UPDATE, 2p ET: Gretchen Carlson spoke to Fire Captain Mike Mohler this afternoon about the "unprecedented" wildfires burning in San Diego County. Nearly 20,000 new evacuation orders were issued Friday as crews battle nine fires in southern California.

Mohler said if the weather cooperates over the next few days, fire crews hope to "turn the corner" soon.

Mohler said the current conditions - strong offshore winds, low humidity and months of drought - are ripe for wildfires. He explained that this type of weather is not usually seen in the area until August.

Watch the interview above.

UPDATE, 9a ET: Will Carr reported the latest from San Diego County as the wildfires continue to burn out of control. About 1,000 firefighters are battling the fires amid record-high temperatures and fierce winds. At least a dozen homes and businesses have been destroyed at this point.

Two men were arrested in Escondido for allegedly trying to set another fire. It's unclear whether the men are suspects in the current fires.

Authorities found a badly burned body in Carlsbad overnight in an area frequented by homeless people.

Watch his report from America's Newsroom above.

An out-of-control wildfire, described by Shepard Smith as a "fire tornado," is burning this afternoon in San Marcos, California, near San Diego.

Some incredible and terrifying footage was brought to us this afternoon, as Will Carr reported live from the scene.

Read more on the situation below from FoxNews.com and check out some photos that we saw this afternoon on Shepard Smith Reporting.

Stay tuned to Fox News Channel throughout the day and night for more on this developing story.

California Gov. Jerry Brown declared a state of emergency in San Diego County Wednesday after temperatures approaching 100 degrees and gusting winds fueled nine wildfires covering 14 square miles Wednesday. 

No major injuries were reported, but thousands were forced to flee burning homes, while hundreds of schools were closed through at least next week.

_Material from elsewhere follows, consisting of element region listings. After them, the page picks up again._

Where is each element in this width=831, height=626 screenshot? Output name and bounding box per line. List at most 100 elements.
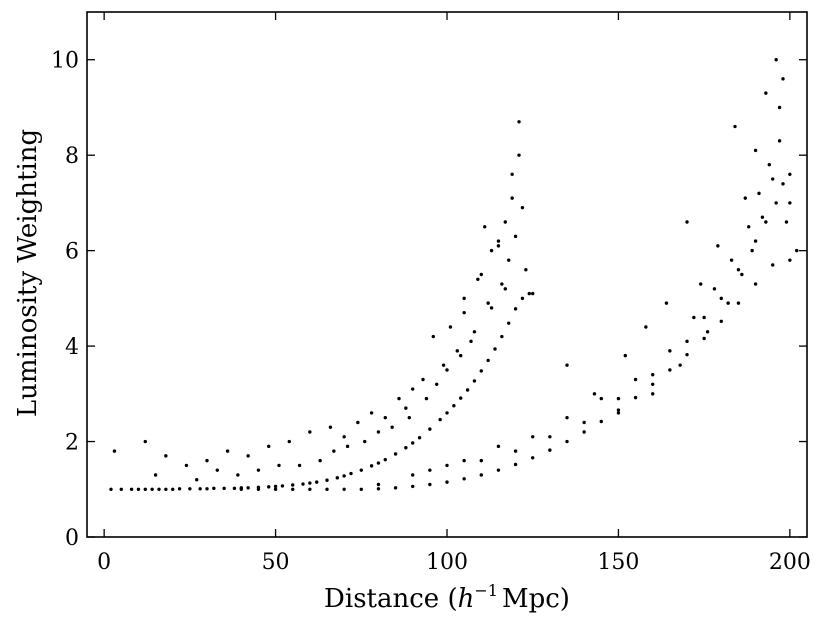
scatter-point <box>736 268 741 272</box>
scatter-point <box>277 463 281 468</box>
x-axis-label: Distance (h−1 Mpc) <box>324 581 570 614</box>
scatter-point <box>318 458 322 463</box>
scatter-point <box>616 411 621 415</box>
scatter-point <box>411 387 415 391</box>
y-tick-label: 6 <box>65 240 79 265</box>
scatter-series-1 <box>109 120 535 491</box>
scatter-point <box>212 486 216 491</box>
scatter-point <box>383 415 387 420</box>
scatter-point <box>489 306 494 310</box>
scatter-point <box>428 427 432 431</box>
x-axis-ticks <box>103 12 791 537</box>
scatter-point <box>246 486 250 490</box>
scatter-point <box>462 477 466 481</box>
scatter-point <box>328 425 333 429</box>
scatter-point <box>342 487 346 491</box>
scatter-point <box>469 339 473 344</box>
scatter-point <box>472 379 477 383</box>
x-tick-label: 100 <box>426 550 468 575</box>
scatter-point <box>462 310 466 315</box>
x-tick-label: 50 <box>262 550 290 575</box>
scatter-point <box>479 473 483 477</box>
scatter-point <box>407 415 411 420</box>
scatter-point <box>441 363 446 367</box>
scatter-point <box>136 487 141 491</box>
y-tick-label: 8 <box>65 144 79 169</box>
scatter-point <box>345 444 350 449</box>
scatter-point <box>616 396 621 401</box>
scatter-point <box>129 487 134 491</box>
scatter-point <box>332 449 336 453</box>
scatter-point <box>503 220 507 224</box>
scatter-point <box>771 263 775 267</box>
scatter-point <box>486 301 490 305</box>
scatter-point <box>315 480 319 484</box>
scatter-point <box>150 487 154 491</box>
scatter-point <box>774 201 778 205</box>
scatter-point <box>455 349 459 353</box>
x-axis-label-math: h <box>458 584 475 614</box>
scatter-point <box>668 349 672 353</box>
scatter-point <box>719 319 723 323</box>
scatter-point <box>483 225 487 229</box>
scatter-point <box>397 396 401 401</box>
scatter-point <box>513 462 518 467</box>
scatter-point <box>740 272 744 277</box>
scatter-point <box>592 392 597 396</box>
scatter-point <box>404 446 408 450</box>
scatter-point <box>500 282 504 286</box>
scatter-point <box>291 483 295 487</box>
scatter-point <box>383 457 387 462</box>
scatter-point <box>520 205 525 210</box>
scatter-point <box>651 382 655 386</box>
scatter-point <box>757 191 761 196</box>
scatter-point <box>510 196 514 200</box>
scatter-point <box>767 163 771 167</box>
y-tick-label: 10 <box>51 49 79 74</box>
scatter-point <box>753 148 758 153</box>
scatter-point <box>198 487 202 491</box>
scatter-point <box>301 482 305 486</box>
scatter-point <box>777 105 782 110</box>
scatter-point <box>246 454 250 458</box>
scatter-point <box>256 468 261 472</box>
scatter-point <box>273 487 278 491</box>
scatter-point <box>702 315 706 320</box>
scatter-point <box>112 449 117 453</box>
scatter-point <box>616 408 621 412</box>
plot-frame <box>86 11 808 538</box>
scatter-point <box>188 487 192 491</box>
scatter-point <box>325 478 329 482</box>
scatter-point <box>699 282 703 286</box>
scatter-point <box>431 334 435 339</box>
scatter-point <box>459 353 463 358</box>
scatter-point <box>685 352 689 357</box>
scatter-point <box>376 430 381 434</box>
scatter-point <box>390 425 394 429</box>
scatter-point <box>489 248 494 253</box>
scatter-point <box>582 420 586 425</box>
scatter-point <box>308 487 312 491</box>
scatter-point <box>705 330 710 334</box>
scatter-point <box>342 474 346 478</box>
scatter-point <box>712 287 717 291</box>
scatter-point <box>157 487 161 491</box>
scatter-point <box>788 258 792 262</box>
x-axis-tick-labels: 0 50 100 150 200 <box>97 550 811 575</box>
scatter-point <box>119 487 123 491</box>
scatter-point <box>184 463 189 468</box>
scatter-point <box>462 296 466 301</box>
scatter-point <box>153 473 158 477</box>
scatter-point <box>369 411 374 415</box>
scatter-point <box>633 395 638 400</box>
scatter-point <box>376 487 381 491</box>
scatter-point <box>438 417 442 422</box>
scatter-point <box>424 396 429 401</box>
scatter-point <box>788 201 792 205</box>
scatter-point <box>760 215 765 219</box>
scatter-point <box>548 448 552 452</box>
scatter-point <box>788 172 792 176</box>
scatter-point <box>479 272 483 277</box>
scatter-point <box>692 315 696 320</box>
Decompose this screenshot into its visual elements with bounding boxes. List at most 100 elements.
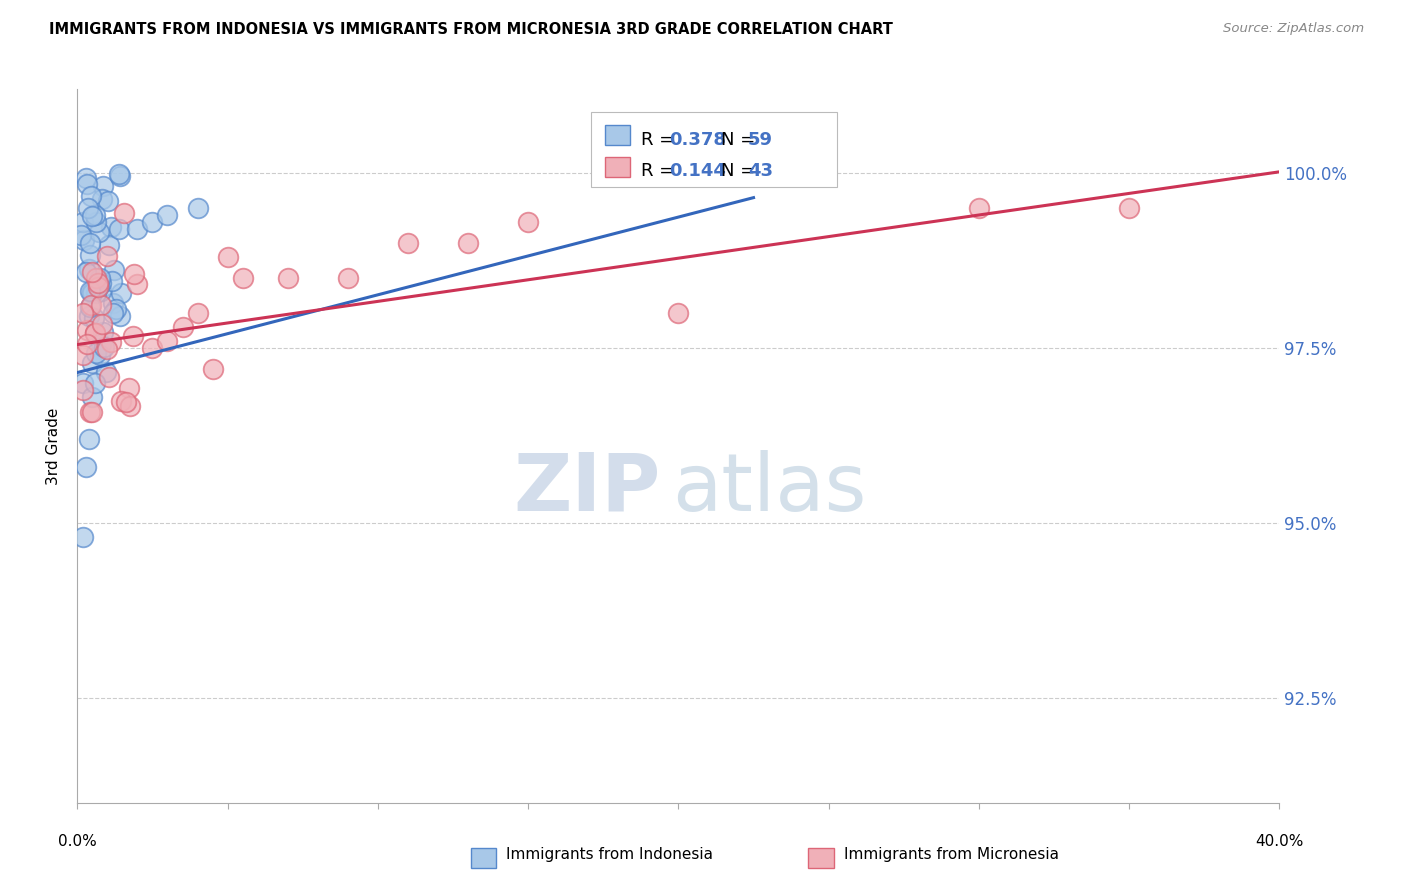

At least two firefighters suffered minor injuries -- one heat-related and one from smoke inhalation.

The biggest concern late Wednesday was in San Marcos north of San Diego, where a new blaze broke out in the late afternoon, some 21,000 evacuation notices were sent to residents and a California State University campus with nearly 10,000 students was evacuated. At least five structures there were destroyed, authorities said, but it wasn't immediately clear how many were homes.

The worst of the fires was in the coastal city of Carlsbad, about 30 miles north of San Diego and home to Legoland California. The park was closed because of a power outage caused by the fire.

Carlsbad Mayor Matt Hall said the blaze consumed an eight-unit condominium complex and damaged eight homes and two businesses. Thousands were asked to evacuate their homes.

As the flames surged, a steady stream of residents stopped at a roadblock on a four-lane thoroughfare as they tried to return home to collect valuables.

Richard Sanchez watched nervously as a plume of black smoke rose near his home. He had left his house an hour earlier in sandals to run an errand.

"All I want to do is get there and evacuate," Sanchez said. "We have a plan, but I can't execute it."

As authorities yelled "Please evacuate!" in Joe Post's neighborhood, he grabbed a garden hose and doused a palm tree in flames between his home and his neighbor's. He debated about leaving his home, but he was worried what he might find upon returning.

"Work water, work!" he shouted, spraying down charred landscaping.

Late Wednesday, fire officials said they had stopped the advance of the flames, but other areas in the county flared up.

Officials said many schools across the county would be closed Thursday, including San Diego Unified School District. A fire on the edge of San Diego in the community of Lakeside prompted brief evacuations in the early evening Wednesday that were called off a few hours later.

Another fire broke out late Wednesday on Naval Weapons Station Fallbrook at Camp Pendleton. Approximately 890 people were forced from their homes, though some were later allowed to return. Naval Weapons Station Fallbrook will be closed Thursday due to a lack of power. 

Drought conditions have made fire danger extremely high throughout much of California. Officials have encouraged residents in fire-prone areas to prepare evacuation plans and clear brush from near their homes.

The Carlsbad fire broke out around 10:30 a.m. and spread through heavy brush before jumping into residential areas.

The wind-driven wildfire tossed embers onto roofs and trees, igniting them. Firefighters found themselves evacuating people and battling the blaze at the same time.

The city's fire chief said the blazes were unprecedented in his 27-year firefighting career because they are so early in the year.

"This is May, this is unbelievable. This is something we should see in October," Chief Michael Davis said. "I haven't seen it this hot, this dry, this long in May."